The PTP structure is an attractive business form for us because it allows the Partnership to pay out the majority of its earnings to its owners without first paying significant federal and state income taxes at the entity level, avoiding what is known in the corporate form as double taxation of earnings. The Partnership is, however, subject to a tax on its gross income to retain the PTP status.
Ownership of Cedar Fair units is different from an investment in corporate stock. Cash distributions made by the Partnership are treated as a reduction of basis and are generally not taxable. Instead, unitholders must pay tax only on their pro rata share of the Partnership's taxable income, which is generally lower. The Partnership provides the tax information necessary for filing each unitholder's federal, state and local tax returns on I.R.S. Schedule K-1 in early March each year. You may view your individual tax reporting package through this website each year when it is available in early March through December 31.

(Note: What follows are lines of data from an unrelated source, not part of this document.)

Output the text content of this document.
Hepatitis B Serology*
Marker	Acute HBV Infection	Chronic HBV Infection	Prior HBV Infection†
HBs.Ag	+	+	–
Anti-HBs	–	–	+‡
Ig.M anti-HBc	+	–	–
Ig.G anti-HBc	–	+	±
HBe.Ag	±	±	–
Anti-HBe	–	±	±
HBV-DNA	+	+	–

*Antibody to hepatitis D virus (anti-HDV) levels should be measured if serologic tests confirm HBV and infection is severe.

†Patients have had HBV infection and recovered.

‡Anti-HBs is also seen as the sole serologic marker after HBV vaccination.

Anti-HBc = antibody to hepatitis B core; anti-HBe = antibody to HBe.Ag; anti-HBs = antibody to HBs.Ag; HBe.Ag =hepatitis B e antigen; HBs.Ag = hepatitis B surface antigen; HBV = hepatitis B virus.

The tax consequences to a particular unitholder will depend on the circumstances of that unitholder; however, income from the Partnership may not be offset by passive tax losses from other investments. Prospective unitholders should consult their tax or financial advisors to determine the federal, state and local tax consequences of ownership of our limited partnership units.
Ownership of limited partnership units by IRA's, pension and profit-sharing plans and other tax-exempt organizations, non-resident aliens, foreign corporations and other foreign persons, and regulated investment companies may require different tax reporting than corporate stock.